Despite the violence and the military power grab, the US refused to label Morsi’s overthrow a coup. Sisi remains in power, and Egyptians again face heavy repression from a resurgent police state, with political opponents and critics, including artists and intellectuals, jailed. The troubled economy, a big driver of the original protests, is struggling as it did before 2011, with ordinary Egyptians left out of an apparent recovery.

Yemen

Protests in Yemen forced President Ali Abdullah Saleh to flee after 30 years in power, but his departure did not usher in democracy. Instead an armed uprising and foreign military intervention began a spiral into a brutal, often forgotten, civil war.

Its people have endured the worst cholera outbreak in the world, famine looms and tens of thousands of civilians have been killed or maimedby bombs and landmines. Victims include a bus of schoolchildren hit by a missile.

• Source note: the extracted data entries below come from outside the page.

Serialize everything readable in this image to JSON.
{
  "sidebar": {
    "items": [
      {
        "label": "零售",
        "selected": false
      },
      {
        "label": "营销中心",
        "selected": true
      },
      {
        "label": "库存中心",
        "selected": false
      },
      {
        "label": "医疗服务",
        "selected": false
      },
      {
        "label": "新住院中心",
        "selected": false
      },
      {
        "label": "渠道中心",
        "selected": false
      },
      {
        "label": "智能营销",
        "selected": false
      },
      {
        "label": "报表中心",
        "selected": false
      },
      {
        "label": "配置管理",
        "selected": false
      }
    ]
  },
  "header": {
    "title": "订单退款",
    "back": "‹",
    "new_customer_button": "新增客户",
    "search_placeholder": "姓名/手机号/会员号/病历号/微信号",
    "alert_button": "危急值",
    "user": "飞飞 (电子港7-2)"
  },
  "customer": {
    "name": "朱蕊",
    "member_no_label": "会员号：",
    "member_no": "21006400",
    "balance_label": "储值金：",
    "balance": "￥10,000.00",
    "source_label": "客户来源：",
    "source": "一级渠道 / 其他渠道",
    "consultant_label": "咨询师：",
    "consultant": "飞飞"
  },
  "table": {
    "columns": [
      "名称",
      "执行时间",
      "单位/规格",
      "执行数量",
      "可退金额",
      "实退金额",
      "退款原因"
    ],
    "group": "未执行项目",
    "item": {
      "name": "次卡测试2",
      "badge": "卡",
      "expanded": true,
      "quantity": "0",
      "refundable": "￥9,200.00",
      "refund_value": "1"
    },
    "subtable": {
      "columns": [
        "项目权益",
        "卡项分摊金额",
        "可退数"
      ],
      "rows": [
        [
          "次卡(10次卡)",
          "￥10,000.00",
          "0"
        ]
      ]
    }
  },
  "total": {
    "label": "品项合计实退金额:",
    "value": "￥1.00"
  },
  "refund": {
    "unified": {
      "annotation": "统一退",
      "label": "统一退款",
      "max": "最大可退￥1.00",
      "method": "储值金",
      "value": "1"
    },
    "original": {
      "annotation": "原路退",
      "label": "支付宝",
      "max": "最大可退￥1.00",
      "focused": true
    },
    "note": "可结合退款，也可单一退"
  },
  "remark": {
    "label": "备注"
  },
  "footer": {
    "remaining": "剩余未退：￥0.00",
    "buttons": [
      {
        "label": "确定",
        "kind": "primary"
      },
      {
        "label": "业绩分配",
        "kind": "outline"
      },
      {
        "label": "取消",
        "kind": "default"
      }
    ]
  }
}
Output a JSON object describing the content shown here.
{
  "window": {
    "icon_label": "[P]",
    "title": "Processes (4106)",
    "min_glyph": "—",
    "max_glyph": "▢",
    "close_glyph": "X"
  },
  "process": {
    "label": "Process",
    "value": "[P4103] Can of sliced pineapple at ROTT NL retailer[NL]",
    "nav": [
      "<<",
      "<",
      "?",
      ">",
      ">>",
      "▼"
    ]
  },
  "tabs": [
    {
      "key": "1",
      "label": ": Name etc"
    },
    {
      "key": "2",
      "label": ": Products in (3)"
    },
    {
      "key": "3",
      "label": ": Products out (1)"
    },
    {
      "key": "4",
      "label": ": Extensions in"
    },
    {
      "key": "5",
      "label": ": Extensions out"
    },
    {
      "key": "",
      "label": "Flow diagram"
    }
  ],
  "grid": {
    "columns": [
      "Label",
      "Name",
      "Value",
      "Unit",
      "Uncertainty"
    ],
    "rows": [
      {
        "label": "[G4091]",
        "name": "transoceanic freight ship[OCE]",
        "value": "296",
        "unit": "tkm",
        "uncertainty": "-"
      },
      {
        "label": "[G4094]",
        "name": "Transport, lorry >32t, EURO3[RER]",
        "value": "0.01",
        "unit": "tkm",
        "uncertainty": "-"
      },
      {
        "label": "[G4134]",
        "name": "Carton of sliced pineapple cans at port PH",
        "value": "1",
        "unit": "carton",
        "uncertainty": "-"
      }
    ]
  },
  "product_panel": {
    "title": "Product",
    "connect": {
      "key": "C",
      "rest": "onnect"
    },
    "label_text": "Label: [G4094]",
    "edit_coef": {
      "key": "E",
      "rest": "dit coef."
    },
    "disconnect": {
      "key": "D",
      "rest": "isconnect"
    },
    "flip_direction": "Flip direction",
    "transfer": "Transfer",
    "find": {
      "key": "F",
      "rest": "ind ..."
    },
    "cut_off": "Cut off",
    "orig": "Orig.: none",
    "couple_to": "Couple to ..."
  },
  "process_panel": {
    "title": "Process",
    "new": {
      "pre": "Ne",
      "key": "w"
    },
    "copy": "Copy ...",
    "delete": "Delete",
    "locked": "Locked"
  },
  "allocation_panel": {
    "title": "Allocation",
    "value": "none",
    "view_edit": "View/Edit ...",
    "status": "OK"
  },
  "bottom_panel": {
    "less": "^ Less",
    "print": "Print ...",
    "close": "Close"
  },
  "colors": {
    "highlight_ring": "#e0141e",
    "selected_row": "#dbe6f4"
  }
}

A UN-brokered ceasefire has been agreed for the vital city of Hodeidah and two other ports. But Saudi Crown Prince Mohammed bin Salman, the architect of international action in the war, is unwilling to make concessions to the Iranian-backed Houthis, and an end to hostilities seems a long way off.

Libya

In the uprising against dictator Muammar Gaddafi, below, he was hunted down to a roadside drain, killed and dragged through the streets in triumph, his body put on display.

But then the rebels turned on each other, the country is split, and although Isis has been ousted from its stronghold in the city of Sirte it still operates as a guerrilla force.

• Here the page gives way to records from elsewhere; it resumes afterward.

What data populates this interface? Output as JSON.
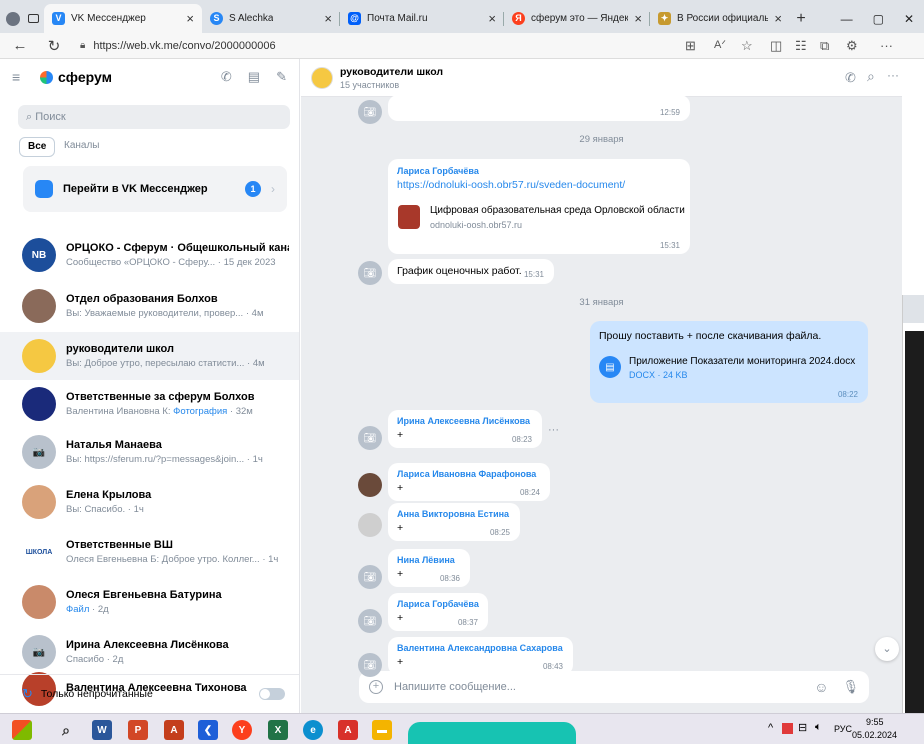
{
  "browser": {
    "tabs": [
      {
        "label": "VK Мессенджер",
        "color": "#2787f5",
        "glyph": "V"
      },
      {
        "label": "S Alechka",
        "color": "#2787f5",
        "glyph": "S"
      },
      {
        "label": "Почта Mail.ru",
        "color": "#005ff9",
        "glyph": "@"
      },
      {
        "label": "сферум это — Яндекс: н",
        "color": "#fc3f1d",
        "glyph": "Я"
      },
      {
        "label": "В России официально з",
        "color": "#c79a2f",
        "glyph": "✦"
      }
    ],
    "url": "https://web.vk.me/convo/2000000006"
  },
  "sidebar": {
    "brand": "сферум",
    "search_placeholder": "Поиск",
    "filters": [
      "Все",
      "Каналы"
    ],
    "promo": {
      "label": "Перейти в VK Мессенджер",
      "badge": "1"
    },
    "conversations": [
      {
        "name": "ОРЦОКО - Сферум · Общешкольный канал",
        "preview": "Сообщество «ОРЦОКО - Сферу...",
        "time": "15 дек 2023",
        "avatar_color": "#1c4e9b",
        "avatar_text": "NB"
      },
      {
        "name": "Отдел образования Болхов",
        "preview": "Вы: Уважаемые руководители, провер...",
        "time": "4м",
        "avatar_color": "#8a6a5a",
        "avatar_text": ""
      },
      {
        "name": "руководители школ",
        "preview": "Вы: Доброе утро, пересылаю статисти...",
        "time": "4м",
        "avatar_color": "#f5c842",
        "avatar_text": ""
      },
      {
        "name": "Ответственные за сферум Болхов",
        "preview_prefix": "Валентина Ивановна К:",
        "preview": "Фотография",
        "time": "32м",
        "avatar_color": "#1a2a7a",
        "avatar_text": ""
      },
      {
        "name": "Наталья Манаева",
        "preview": "Вы: https://sferum.ru/?p=messages&join...",
        "time": "1ч",
        "avatar_color": "#b8c1cc",
        "avatar_text": "📷"
      },
      {
        "name": "Елена Крылова",
        "preview": "Вы: Спасибо.",
        "time": "1ч",
        "avatar_color": "#d9a27a",
        "avatar_text": ""
      },
      {
        "name": "Ответственные ВШ",
        "preview": "Олеся Евгеньевна Б: Доброе утро. Коллег...",
        "time": "1ч",
        "avatar_color": "#ffffff",
        "avatar_text": "ШКОЛА"
      },
      {
        "name": "Олеся Евгеньевна Батурина",
        "preview_hl": "Файл",
        "preview": "",
        "time": "2д",
        "avatar_color": "#c98a6a",
        "avatar_text": ""
      },
      {
        "name": "Ирина Алексеевна Лисёнкова",
        "preview": "Спасибо",
        "time": "2д",
        "avatar_color": "#b8c1cc",
        "avatar_text": "📷"
      },
      {
        "name": "Валентина Алексеевна Тихонова",
        "preview": "",
        "time": "",
        "avatar_color": "#b8402a",
        "avatar_text": ""
      }
    ],
    "unread_label": "Только непрочитанные"
  },
  "chat": {
    "title": "руководители школ",
    "subtitle": "15 участников",
    "messages": [
      {
        "kind": "time_only",
        "time": "12:59"
      },
      {
        "kind": "date",
        "text": "29 января"
      },
      {
        "kind": "link",
        "sender": "Лариса Горбачёва",
        "link": "https://odnoluki-oosh.obr57.ru/sveden-document/",
        "preview_title": "Цифровая образовательная среда Орловской области",
        "preview_domain": "odnoluki-oosh.obr57.ru",
        "time": "15:31"
      },
      {
        "kind": "text",
        "text": "График оценочных работ.",
        "time": "15:31"
      },
      {
        "kind": "date",
        "text": "31 января"
      },
      {
        "kind": "outgoing",
        "text": "Прошу поставить + после скачивания файла.",
        "file_name": "Приложение Показатели мониторинга 2024.docx",
        "file_meta": "DOCX · 24 KB",
        "time": "08:22"
      },
      {
        "sender": "Ирина Алексеевна Лисёнкова",
        "text": "+",
        "time": "08:23"
      },
      {
        "sender": "Лариса Ивановна Фарафонова",
        "text": "+",
        "time": "08:24"
      },
      {
        "sender": "Анна Викторовна Естина",
        "text": "+",
        "time": "08:25"
      },
      {
        "sender": "Нина Лёвина",
        "text": "+",
        "time": "08:36"
      },
      {
        "sender": "Лариса Горбачёва",
        "text": "+",
        "time": "08:37"
      },
      {
        "sender": "Валентина Александровна Сахарова",
        "text": "+",
        "time": "08:43"
      }
    ],
    "composer_placeholder": "Напишите сообщение..."
  },
  "taskbar": {
    "lang": "РУС",
    "time": "9:55",
    "date": "05.02.2024"
  }
}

Criminality and human trafficking is so rampant that gangs hold public slave auctions, and every year thousands of desperate migrants from sub-Saharan Africa are forced onto decrepit boats for the risky trip to Europe; many have met their deaths in the Mediterranean.The European Union has been accused of fuelling conflict by paying Libyan militias to crack down on trafficking routes. The numbers of people making the sea crossing has fallen but thousands are trapped and suffering in makeshift prisons inside the country.

Other countries

Monarchies fared better than the strongmen, but from Bahrain to Jordan and Morocco, all were forced to make concessions and are still grappling with the Arab Spring fallout. The absolute rulers of the Gulf states including Qatar, the UAE and Saudi Arabia quashed what little dissent they faced. But uprisings elsewhere worried leaders, pushing them into external conflicts, particularly in Yemen, to protect their power. There is greater tension between them, particularly Qatar and Saudi Arabia, and the wars have complicated their relations with western allies.